等笑够了,耗子才揽过江文的肩头,要一本正经的解释给这个没经历过的人听曾经的辉煌,就在耗子倾情诉说子文那段因为丢书引起全班女生公愤,后来直接导致关系紧张的桥段的时候,江文还是清楚的听到了子文的那句对着耗子的叮嘱,别灌他 他喝不了多少!
听了耗子的叙述,江文还是有点不相信,那个情绪激烈直白的子文和现在这个安静的能出窍的子文怎么可能是一个。如果把子文现在的状态说给耗子听,他大抵也会是不相信的,他们认识的子文虽然都是子文,却是不同时期的子文。
“那家伙 别看瘦 长的也白 真打起来架 我们三都不是他的个,这你也没想到吧!”耗子已经不劝酒了,而是随性的自己喝光了在开,偶尔兴起的和江文来个碰瓶,也不在乎对方是不是真喝,而是喜欢那种干掉的感觉。
这话真是达到效果了,江文的眼睛瞪的比牛眼睛都要大了,怀疑的看着耗子觉得听到天方夜谭的一样。
“听过那句话吗?硬的怕狠的 狠的怕横的,横的怕不要命的!子文真生气了,就是那不要命的,不过也都是为了我们几个,他自己从来不为自己的事情生气,就为这个,我们哥几个都说,要是哪天子文出事了,要命我们都给。!”耗子又喝光了一瓶,转手拎了一瓶,在桌子角那狠敲了下,瓶盖就掉了。

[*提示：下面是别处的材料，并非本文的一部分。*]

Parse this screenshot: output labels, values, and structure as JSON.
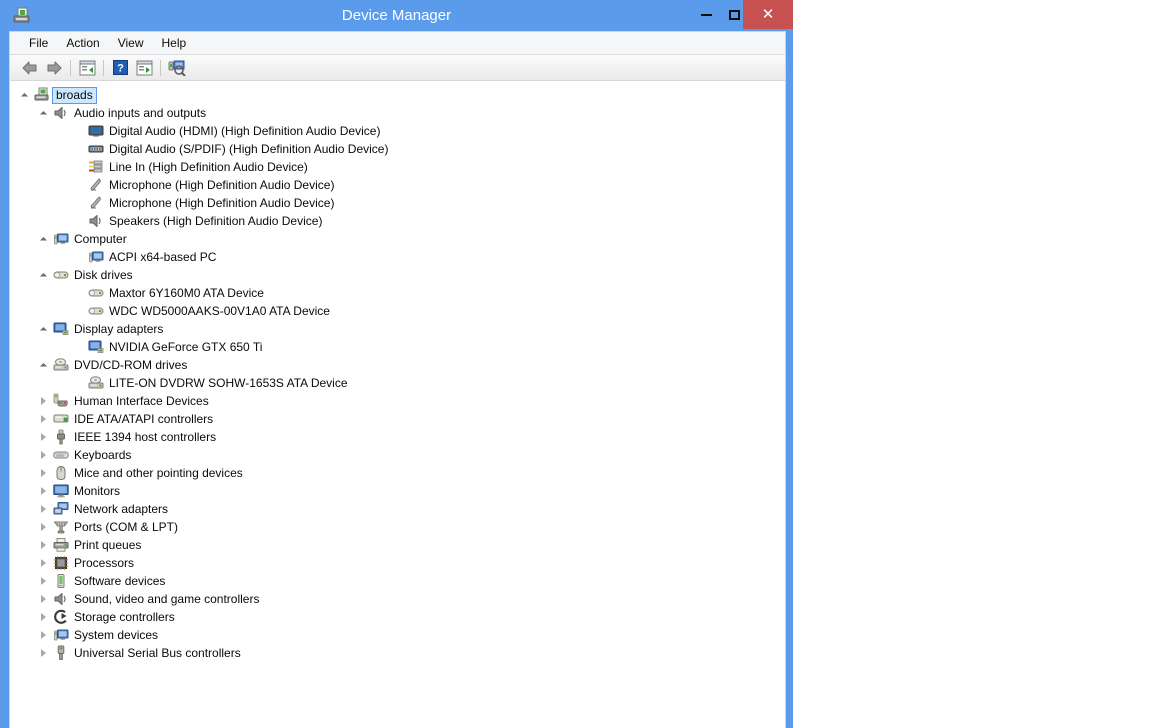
{
  "window": {
    "title": "Device Manager",
    "icon": "device-manager-icon",
    "controls": {
      "minimize": "minimize-button",
      "maximize": "maximize-button",
      "close": "close-button",
      "close_glyph": "✕",
      "accent_color": "#5a9ceb",
      "close_color": "#c75050"
    }
  },
  "menubar": {
    "items": [
      {
        "label": "File",
        "name": "menu-file"
      },
      {
        "label": "Action",
        "name": "menu-action"
      },
      {
        "label": "View",
        "name": "menu-view"
      },
      {
        "label": "Help",
        "name": "menu-help"
      }
    ]
  },
  "toolbar": {
    "buttons": [
      {
        "name": "back-button",
        "icon": "back-arrow-icon"
      },
      {
        "name": "forward-button",
        "icon": "forward-arrow-icon"
      },
      {
        "name": "separator-1",
        "icon": "separator"
      },
      {
        "name": "show-hide-console-tree-button",
        "icon": "console-tree-icon"
      },
      {
        "name": "separator-2",
        "icon": "separator"
      },
      {
        "name": "help-button",
        "icon": "question-mark-icon"
      },
      {
        "name": "properties-button",
        "icon": "properties-panel-icon"
      },
      {
        "name": "separator-3",
        "icon": "separator"
      },
      {
        "name": "scan-for-hardware-changes-button",
        "icon": "scan-hardware-icon"
      }
    ]
  },
  "tree": {
    "nodes": [
      {
        "level": 0,
        "state": "expanded",
        "icon": "computer-node-icon",
        "label": "broads",
        "selected": true
      },
      {
        "level": 1,
        "state": "expanded",
        "icon": "speaker-icon",
        "label": "Audio inputs and outputs",
        "selected": false
      },
      {
        "level": 2,
        "state": "leaf",
        "icon": "monitor-audio-icon",
        "label": "Digital Audio (HDMI) (High Definition Audio Device)",
        "selected": false
      },
      {
        "level": 2,
        "state": "leaf",
        "icon": "spdif-icon",
        "label": "Digital Audio (S/PDIF) (High Definition Audio Device)",
        "selected": false
      },
      {
        "level": 2,
        "state": "leaf",
        "icon": "line-in-jack-icon",
        "label": "Line In (High Definition Audio Device)",
        "selected": false
      },
      {
        "level": 2,
        "state": "leaf",
        "icon": "microphone-icon",
        "label": "Microphone (High Definition Audio Device)",
        "selected": false
      },
      {
        "level": 2,
        "state": "leaf",
        "icon": "microphone-icon",
        "label": "Microphone (High Definition Audio Device)",
        "selected": false
      },
      {
        "level": 2,
        "state": "leaf",
        "icon": "speaker-icon",
        "label": "Speakers (High Definition Audio Device)",
        "selected": false
      },
      {
        "level": 1,
        "state": "expanded",
        "icon": "computer-icon",
        "label": "Computer",
        "selected": false
      },
      {
        "level": 2,
        "state": "leaf",
        "icon": "computer-icon",
        "label": "ACPI x64-based PC",
        "selected": false
      },
      {
        "level": 1,
        "state": "expanded",
        "icon": "disk-drive-icon",
        "label": "Disk drives",
        "selected": false
      },
      {
        "level": 2,
        "state": "leaf",
        "icon": "disk-drive-icon",
        "label": "Maxtor 6Y160M0 ATA Device",
        "selected": false
      },
      {
        "level": 2,
        "state": "leaf",
        "icon": "disk-drive-icon",
        "label": "WDC WD5000AAKS-00V1A0 ATA Device",
        "selected": false
      },
      {
        "level": 1,
        "state": "expanded",
        "icon": "display-adapter-icon",
        "label": "Display adapters",
        "selected": false
      },
      {
        "level": 2,
        "state": "leaf",
        "icon": "display-adapter-icon",
        "label": "NVIDIA GeForce GTX 650 Ti",
        "selected": false
      },
      {
        "level": 1,
        "state": "expanded",
        "icon": "optical-drive-icon",
        "label": "DVD/CD-ROM drives",
        "selected": false
      },
      {
        "level": 2,
        "state": "leaf",
        "icon": "optical-drive-icon",
        "label": "LITE-ON DVDRW SOHW-1653S ATA Device",
        "selected": false
      },
      {
        "level": 1,
        "state": "collapsed",
        "icon": "hid-gamepad-icon",
        "label": "Human Interface Devices",
        "selected": false
      },
      {
        "level": 1,
        "state": "collapsed",
        "icon": "ide-controller-icon",
        "label": "IDE ATA/ATAPI controllers",
        "selected": false
      },
      {
        "level": 1,
        "state": "collapsed",
        "icon": "ieee1394-icon",
        "label": "IEEE 1394 host controllers",
        "selected": false
      },
      {
        "level": 1,
        "state": "collapsed",
        "icon": "keyboard-icon",
        "label": "Keyboards",
        "selected": false
      },
      {
        "level": 1,
        "state": "collapsed",
        "icon": "mouse-icon",
        "label": "Mice and other pointing devices",
        "selected": false
      },
      {
        "level": 1,
        "state": "collapsed",
        "icon": "monitor-icon",
        "label": "Monitors",
        "selected": false
      },
      {
        "level": 1,
        "state": "collapsed",
        "icon": "network-adapter-icon",
        "label": "Network adapters",
        "selected": false
      },
      {
        "level": 1,
        "state": "collapsed",
        "icon": "port-icon",
        "label": "Ports (COM & LPT)",
        "selected": false
      },
      {
        "level": 1,
        "state": "collapsed",
        "icon": "printer-icon",
        "label": "Print queues",
        "selected": false
      },
      {
        "level": 1,
        "state": "collapsed",
        "icon": "processor-icon",
        "label": "Processors",
        "selected": false
      },
      {
        "level": 1,
        "state": "collapsed",
        "icon": "software-device-icon",
        "label": "Software devices",
        "selected": false
      },
      {
        "level": 1,
        "state": "collapsed",
        "icon": "speaker-icon",
        "label": "Sound, video and game controllers",
        "selected": false
      },
      {
        "level": 1,
        "state": "collapsed",
        "icon": "storage-controller-icon",
        "label": "Storage controllers",
        "selected": false
      },
      {
        "level": 1,
        "state": "collapsed",
        "icon": "computer-icon",
        "label": "System devices",
        "selected": false
      },
      {
        "level": 1,
        "state": "collapsed",
        "icon": "usb-icon",
        "label": "Universal Serial Bus controllers",
        "selected": false
      }
    ]
  }
}
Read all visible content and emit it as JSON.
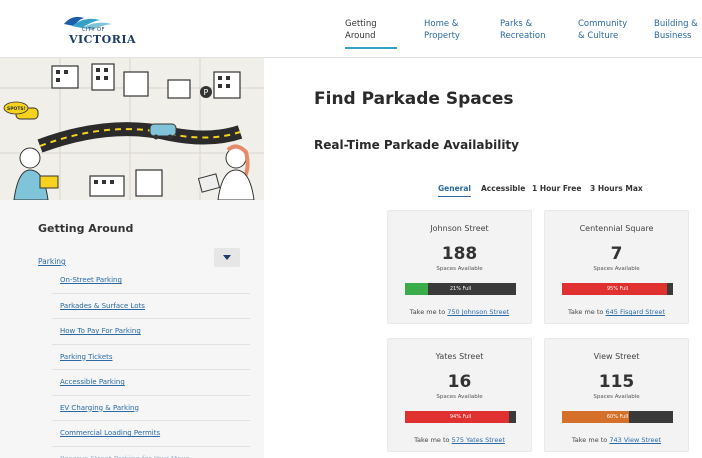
{
  "header": {
    "logo": {
      "small": "CITY OF",
      "big": "VICTORIA"
    },
    "nav": [
      {
        "l1": "Getting",
        "l2": "Around"
      },
      {
        "l1": "Home &",
        "l2": "Property"
      },
      {
        "l1": "Parks &",
        "l2": "Recreation"
      },
      {
        "l1": "Community",
        "l2": "& Culture"
      },
      {
        "l1": "Building &",
        "l2": "Business"
      }
    ]
  },
  "hero": {
    "sign_text": "SPOTS!",
    "colors": {
      "background": "#f1efe9",
      "road": "#2b2b2b",
      "yellow": "#f6d21f",
      "teal": "#7fc4d8"
    }
  },
  "sidebar": {
    "title": "Getting Around",
    "parking_label": "Parking",
    "items": [
      "On-Street Parking",
      "Parkades & Surface Lots",
      "How To Pay For Parking",
      "Parking Tickets",
      "Accessible Parking",
      "EV Charging & Parking",
      "Commercial Loading Permits",
      "Reserve Street Parking for Your Move"
    ]
  },
  "main": {
    "title": "Find Parkade Spaces",
    "subtitle": "Real-Time Parkade Availability",
    "tabs": [
      "General",
      "Accessible",
      "1 Hour Free",
      "3 Hours Max"
    ],
    "spaces_label": "Spaces Available",
    "take_me_prefix": "Take me to",
    "cards": [
      {
        "name": "Johnson Street",
        "count": "188",
        "full_pct": 21,
        "full_text": "21% Full",
        "color": "#3aad4a",
        "link": "750 Johnson Street"
      },
      {
        "name": "Centennial Square",
        "count": "7",
        "full_pct": 95,
        "full_text": "95% Full",
        "color": "#e03030",
        "link": "645 Fisgard Street"
      },
      {
        "name": "Yates Street",
        "count": "16",
        "full_pct": 94,
        "full_text": "94% Full",
        "color": "#e03030",
        "link": "575 Yates Street"
      },
      {
        "name": "View Street",
        "count": "115",
        "full_pct": 60,
        "full_text": "60% Full",
        "color": "#d4702a",
        "link": "743 View Street"
      }
    ]
  },
  "colors": {
    "link": "#2b6aa4",
    "accent": "#35a1c9",
    "navy": "#1c3a6b"
  }
}
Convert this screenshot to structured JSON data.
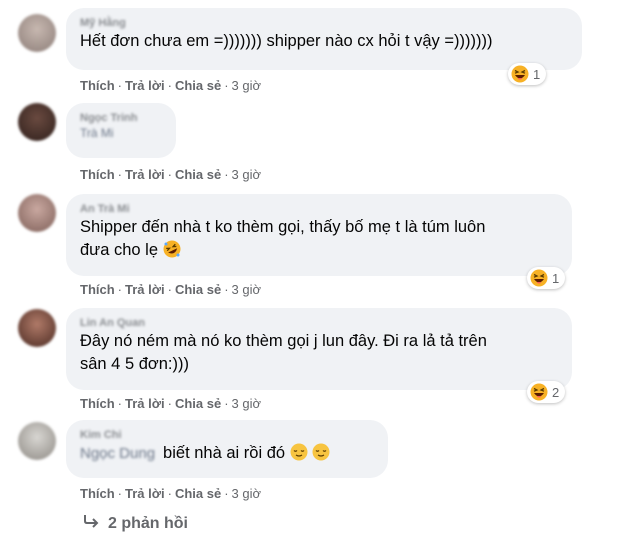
{
  "comments": [
    {
      "author": "Mỹ Hằng",
      "text": "Hết đơn chưa em =))))))) shipper nào cx hỏi t vậy =)))))))",
      "reaction_count": "1",
      "actions": {
        "like": "Thích",
        "reply": "Trả lời",
        "share": "Chia sẻ",
        "time": "3 giờ"
      }
    },
    {
      "author": "Ngọc Trinh",
      "text": "Trà Mi",
      "actions": {
        "like": "Thích",
        "reply": "Trả lời",
        "share": "Chia sẻ",
        "time": "3 giờ"
      }
    },
    {
      "author": "An Trà Mi",
      "text": "Shipper đến nhà t ko thèm gọi, thấy bố mẹ t là túm luôn\nđưa cho lẹ",
      "reaction_count": "1",
      "actions": {
        "like": "Thích",
        "reply": "Trả lời",
        "share": "Chia sẻ",
        "time": "3 giờ"
      }
    },
    {
      "author": "Lin An Quan",
      "text": "Đây nó ném mà nó ko thèm gọi j lun đây. Đi ra lả tả trên\nsân 4 5 đơn:)))",
      "reaction_count": "2",
      "actions": {
        "like": "Thích",
        "reply": "Trả lời",
        "share": "Chia sẻ",
        "time": "3 giờ"
      }
    },
    {
      "author": "Kim Chi",
      "tagged_name": "Ngọc Dung",
      "text": "biết nhà ai rồi đó",
      "actions": {
        "like": "Thích",
        "reply": "Trả lời",
        "share": "Chia sẻ",
        "time": "3 giờ"
      }
    }
  ],
  "replies_label": "2 phản hồi",
  "colors": {
    "bubble": "#f0f2f5",
    "meta": "#65676b",
    "haha": "#f7b125"
  }
}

“初二下学期刚开学没几天,就遇上事了,回家的时候我和大龙被堵了,那些家伙特别不地道,一大群人把路两边都堵满了,跑都跑不出去,他们也不动手,就是不停的朝我们身上扔石头,大的小的,砸的我们俩身上都是淤青,真他妈窝囊,宁肯拳头对拳头也比这么着当猴耍强,他们人多我们就只能干吃亏,后来查了才知道因为那小子的对象给我写了封情书,我他妈的冤死了,那女的长什么样我都没整明白呢,就先挨了次堵。子文看我们俩那一身的淤青,又打听到了对方是谁,直接就和人家约了时间拉场子。那时候子文虽然不常出来混,可他上边有那么多哥哥呢,哪个也都不太平,真忽悠起来,也是特壮观的一群,不少都挺有名的,对方大概也没想到我们这么能折腾,看我们带过去的那些主,就有点怕了服了软,想和解,他们就是太不知道子文这个人了,所以根本没想到子文那么不依不饶。子文骂他什么来着,好像是说 让他割了去做太监 连个太监都比他像男人。呵呵,那家伙是不地道,真是一对一打吃了亏,我们这边也不至于这么窝火,反正后来也不知道怎么的还是动起手来了,那时候虽说打架家常便饭,但是我们都不动东西,也不知道子文从哪弄的那么大块砖头,劈头盖脸的就朝那人脑袋砸下去了,一下没停还又来了一下,我们这边人多,他们那边的人也不敢动,就像看个人表演似的,子文揪着那家伙的脖领子说:你不是不会打架吗 今天老子就告诉你架怎么打砖头怎么用!”还狠狠的踹了那家伙肚子。子文那样是真吓人,我觉得对方要是敢反抗子文当时都能把他拍死在那,后来也知道闹下去就大发了。我们拉着子文对方也不敢反,就这么散了。不上道就是不上道,那家伙后来找到我们学校,给我们记了个大过,还赔了他不少医药费,听说缝了快十针,子文他哥那时候是我们学校的团支部书记,帮了不少忙,毕业的时候把大过从档案里边抽了出去,不过那以后子文消停许多,学习认真,我们也不怎么在惹事了,其实我们三也都怕了,真是为了我们让子文出了点什么事,这兄弟还怎么当。悔一辈子都不够。耗子看着对面笑的灿烂的子文,抬头喝光了瓶里的酒。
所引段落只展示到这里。